The following sets forth the Company’s activity related to its Note during the three and six-months ended June 30, 2012 and 2011, respectively:

 

    Three and six months ended,  
    June 30, 2012     June 30, 2011  
Proceeds from issuance of convertible notes payable   $ 3,500     $  
Fair value of warrants recorded as corresponding debt discount     500        
Beneficial conversion feature on convertible note     500        
Amortization of debt discount     43        
Interest expense     23        
Amortization of deferred financing costs     33        

 

We estimated the fair value of the HB Warrant as of the date of issuance, June 1, 2012, using a closed-formula option pricing method for barrier-type options that took into account the terms of the option rights of the holder and also the Company’s Mandatory Exercise Option, which is consistent with using a Monte Carlo option pricing method.

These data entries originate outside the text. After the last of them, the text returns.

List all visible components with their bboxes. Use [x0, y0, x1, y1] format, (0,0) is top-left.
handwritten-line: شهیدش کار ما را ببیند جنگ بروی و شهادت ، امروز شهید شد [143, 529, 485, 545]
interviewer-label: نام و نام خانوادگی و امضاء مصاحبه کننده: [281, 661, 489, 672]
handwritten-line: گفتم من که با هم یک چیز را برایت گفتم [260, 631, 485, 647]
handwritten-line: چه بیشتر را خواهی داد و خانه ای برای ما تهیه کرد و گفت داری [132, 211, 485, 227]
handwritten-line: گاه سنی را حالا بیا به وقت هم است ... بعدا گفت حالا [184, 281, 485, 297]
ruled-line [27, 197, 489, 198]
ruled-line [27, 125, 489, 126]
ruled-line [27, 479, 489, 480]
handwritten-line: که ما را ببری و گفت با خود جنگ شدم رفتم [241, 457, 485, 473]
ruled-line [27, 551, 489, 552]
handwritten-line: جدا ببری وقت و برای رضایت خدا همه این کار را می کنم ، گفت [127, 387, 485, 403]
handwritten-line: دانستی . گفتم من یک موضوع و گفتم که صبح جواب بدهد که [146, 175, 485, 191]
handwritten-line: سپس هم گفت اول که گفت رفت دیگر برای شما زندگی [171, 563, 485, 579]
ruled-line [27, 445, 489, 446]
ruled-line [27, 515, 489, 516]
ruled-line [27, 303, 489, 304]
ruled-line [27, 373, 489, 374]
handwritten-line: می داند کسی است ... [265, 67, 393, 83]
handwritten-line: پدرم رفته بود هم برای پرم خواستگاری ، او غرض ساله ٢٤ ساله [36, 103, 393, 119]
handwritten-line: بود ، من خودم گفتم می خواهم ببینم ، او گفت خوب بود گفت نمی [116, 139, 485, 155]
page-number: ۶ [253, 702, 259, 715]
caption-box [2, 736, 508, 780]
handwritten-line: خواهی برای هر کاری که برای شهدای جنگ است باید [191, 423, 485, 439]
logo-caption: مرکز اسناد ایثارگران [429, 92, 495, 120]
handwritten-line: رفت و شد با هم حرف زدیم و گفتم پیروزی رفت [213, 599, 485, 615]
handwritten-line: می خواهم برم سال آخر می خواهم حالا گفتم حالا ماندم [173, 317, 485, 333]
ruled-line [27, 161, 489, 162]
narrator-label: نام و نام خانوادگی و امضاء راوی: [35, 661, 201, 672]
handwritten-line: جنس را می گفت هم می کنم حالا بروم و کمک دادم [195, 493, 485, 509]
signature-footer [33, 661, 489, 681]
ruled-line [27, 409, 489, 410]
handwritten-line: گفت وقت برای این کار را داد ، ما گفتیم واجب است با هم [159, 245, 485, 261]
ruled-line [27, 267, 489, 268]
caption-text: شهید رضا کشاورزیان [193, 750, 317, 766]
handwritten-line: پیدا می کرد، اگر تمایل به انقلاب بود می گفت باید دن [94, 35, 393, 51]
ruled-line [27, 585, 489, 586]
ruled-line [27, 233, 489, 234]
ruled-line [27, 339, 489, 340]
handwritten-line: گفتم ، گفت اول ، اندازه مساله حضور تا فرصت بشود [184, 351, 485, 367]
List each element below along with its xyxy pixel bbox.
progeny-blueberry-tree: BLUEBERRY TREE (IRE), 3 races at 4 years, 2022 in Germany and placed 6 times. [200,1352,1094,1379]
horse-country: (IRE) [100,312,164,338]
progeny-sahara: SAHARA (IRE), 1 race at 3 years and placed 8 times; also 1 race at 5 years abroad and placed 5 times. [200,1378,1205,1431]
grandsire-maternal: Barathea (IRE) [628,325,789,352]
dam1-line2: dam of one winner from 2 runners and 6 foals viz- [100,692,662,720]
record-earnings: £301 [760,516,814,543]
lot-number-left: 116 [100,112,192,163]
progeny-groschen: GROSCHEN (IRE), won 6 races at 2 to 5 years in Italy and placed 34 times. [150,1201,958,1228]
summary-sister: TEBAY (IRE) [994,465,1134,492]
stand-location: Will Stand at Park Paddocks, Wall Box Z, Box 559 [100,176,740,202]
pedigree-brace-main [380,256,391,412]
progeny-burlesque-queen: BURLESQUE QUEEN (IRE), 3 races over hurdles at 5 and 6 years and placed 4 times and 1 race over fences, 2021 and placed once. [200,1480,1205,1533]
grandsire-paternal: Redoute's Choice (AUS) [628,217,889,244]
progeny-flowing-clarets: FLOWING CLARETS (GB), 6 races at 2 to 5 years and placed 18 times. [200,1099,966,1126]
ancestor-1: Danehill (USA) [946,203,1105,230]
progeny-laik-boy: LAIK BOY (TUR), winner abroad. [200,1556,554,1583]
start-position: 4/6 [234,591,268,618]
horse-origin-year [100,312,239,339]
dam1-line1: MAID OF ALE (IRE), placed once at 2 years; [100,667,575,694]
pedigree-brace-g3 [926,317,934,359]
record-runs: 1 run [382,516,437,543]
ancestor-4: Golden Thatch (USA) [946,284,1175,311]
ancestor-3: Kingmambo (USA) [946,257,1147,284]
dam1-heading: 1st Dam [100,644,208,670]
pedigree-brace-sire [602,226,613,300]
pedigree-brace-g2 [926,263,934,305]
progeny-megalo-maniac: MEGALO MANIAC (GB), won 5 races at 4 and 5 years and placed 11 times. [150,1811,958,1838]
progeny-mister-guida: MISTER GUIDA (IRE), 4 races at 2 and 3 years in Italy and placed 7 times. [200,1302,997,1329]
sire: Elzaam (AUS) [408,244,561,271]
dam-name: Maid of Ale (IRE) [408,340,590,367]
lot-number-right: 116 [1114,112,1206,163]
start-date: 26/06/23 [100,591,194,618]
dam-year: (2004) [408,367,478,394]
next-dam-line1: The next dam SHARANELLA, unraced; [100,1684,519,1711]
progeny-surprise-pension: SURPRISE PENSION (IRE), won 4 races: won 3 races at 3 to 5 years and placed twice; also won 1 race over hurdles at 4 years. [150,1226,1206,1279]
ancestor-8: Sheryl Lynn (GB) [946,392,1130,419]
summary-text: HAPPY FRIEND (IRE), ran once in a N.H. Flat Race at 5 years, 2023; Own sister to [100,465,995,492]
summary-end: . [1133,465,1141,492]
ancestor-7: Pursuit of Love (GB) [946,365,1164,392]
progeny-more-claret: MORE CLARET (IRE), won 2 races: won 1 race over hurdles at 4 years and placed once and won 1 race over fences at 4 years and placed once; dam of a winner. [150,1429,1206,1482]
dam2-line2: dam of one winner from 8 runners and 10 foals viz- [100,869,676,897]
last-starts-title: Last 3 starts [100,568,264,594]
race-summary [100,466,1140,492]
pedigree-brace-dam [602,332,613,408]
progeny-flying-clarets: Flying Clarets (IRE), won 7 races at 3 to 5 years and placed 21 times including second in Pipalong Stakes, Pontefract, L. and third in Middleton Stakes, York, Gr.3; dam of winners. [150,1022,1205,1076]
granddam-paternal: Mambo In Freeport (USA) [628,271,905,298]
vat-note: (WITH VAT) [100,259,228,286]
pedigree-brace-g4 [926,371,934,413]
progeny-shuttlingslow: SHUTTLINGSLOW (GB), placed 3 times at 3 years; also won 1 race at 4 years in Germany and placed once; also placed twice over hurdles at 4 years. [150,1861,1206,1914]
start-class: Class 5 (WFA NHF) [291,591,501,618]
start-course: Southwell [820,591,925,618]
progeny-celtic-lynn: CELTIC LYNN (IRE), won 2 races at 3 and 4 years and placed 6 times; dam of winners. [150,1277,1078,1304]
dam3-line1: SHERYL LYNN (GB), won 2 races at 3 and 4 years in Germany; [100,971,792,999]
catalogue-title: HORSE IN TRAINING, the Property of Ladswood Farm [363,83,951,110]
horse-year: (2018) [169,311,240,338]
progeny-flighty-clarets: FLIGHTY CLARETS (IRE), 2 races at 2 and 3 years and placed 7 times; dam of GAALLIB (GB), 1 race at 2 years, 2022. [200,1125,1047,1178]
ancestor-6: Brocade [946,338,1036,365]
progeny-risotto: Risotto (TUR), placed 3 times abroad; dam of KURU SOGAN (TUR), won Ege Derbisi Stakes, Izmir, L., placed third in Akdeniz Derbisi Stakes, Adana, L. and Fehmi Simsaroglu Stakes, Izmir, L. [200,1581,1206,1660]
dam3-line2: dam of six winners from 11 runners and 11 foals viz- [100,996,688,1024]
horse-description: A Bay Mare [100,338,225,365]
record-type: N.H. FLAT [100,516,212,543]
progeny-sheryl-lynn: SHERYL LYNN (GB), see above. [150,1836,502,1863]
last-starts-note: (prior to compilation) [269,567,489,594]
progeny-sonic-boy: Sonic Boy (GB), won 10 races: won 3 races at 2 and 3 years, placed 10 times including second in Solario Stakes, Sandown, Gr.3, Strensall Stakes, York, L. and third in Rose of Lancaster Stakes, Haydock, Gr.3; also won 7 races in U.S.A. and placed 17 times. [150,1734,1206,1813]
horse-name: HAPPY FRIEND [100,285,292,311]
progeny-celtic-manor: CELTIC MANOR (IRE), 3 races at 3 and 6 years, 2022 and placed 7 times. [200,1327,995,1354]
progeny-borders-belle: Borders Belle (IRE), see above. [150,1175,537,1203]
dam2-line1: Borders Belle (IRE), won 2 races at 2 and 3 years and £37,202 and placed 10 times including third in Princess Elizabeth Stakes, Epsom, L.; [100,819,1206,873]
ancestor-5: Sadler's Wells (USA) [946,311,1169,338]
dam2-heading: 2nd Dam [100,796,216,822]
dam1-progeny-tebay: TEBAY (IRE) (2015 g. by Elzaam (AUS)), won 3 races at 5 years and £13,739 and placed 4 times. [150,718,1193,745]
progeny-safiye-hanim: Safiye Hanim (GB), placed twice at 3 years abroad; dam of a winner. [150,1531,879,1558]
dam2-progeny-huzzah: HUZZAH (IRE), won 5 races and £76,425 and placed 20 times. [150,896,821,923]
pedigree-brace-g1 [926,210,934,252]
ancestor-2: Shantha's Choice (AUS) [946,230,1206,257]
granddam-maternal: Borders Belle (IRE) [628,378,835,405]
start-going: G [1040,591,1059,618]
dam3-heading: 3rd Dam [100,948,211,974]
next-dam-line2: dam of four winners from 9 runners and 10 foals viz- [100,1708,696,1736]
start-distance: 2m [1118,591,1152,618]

The options pricing methods used the following input assumptions: expected stock price volatility 75.0%; warrant term five (5) years; risk-free rate of 0.80%; dividend yield 0.0%. As the trading volume of the Company’s publicly traded shares was approximately 30,000 per day and the issuable shares under the Note and HB warrant were over 2.0 million, and further because these issuable shares had not yet been registered for public sale at the issuance date, the price of the underlying shares was discounted approximately 30% for options pricing purposes. The fair value of the total HB warrants issued, given the terms of the HB Warrant agreement, was determined to be $500. The discount was recognized as an increase of additional paid-in capital and a discount to the convertible Note. The discount to the convertible Note payable is being amortized through periodic charges to other non-operating expense over the 18 month period from the date of issuance to the date the Note is due using the effective interest method.

 

A beneficial conversion feature of the Note was calculated to be $500 after adjusting the effective conversion price for the fair value of the HB Warrants issued.

 

The estimates discussed above require us to make assumptions based on historical results, observance of trends in our stock price, future expectations and other relevant risk factors. If other assumptions had been used, the HB Warrant valuation as calculated and recorded under the accounting guidance could have been affected.

 

Volatility is a key factor in option pricing models. For purposes of determining expected volatility, the Company used significant judgment to identify a peer group. The historical volatility of the Company’s own common stock was not deemed pertinent to the estimate, because of the recent change in the Company’s operations and business plan. The risk-free rate for the period coincides with the expected life of the HB Warrants and is based on the U.S. Treasury Department yield curve in effect at time of closing.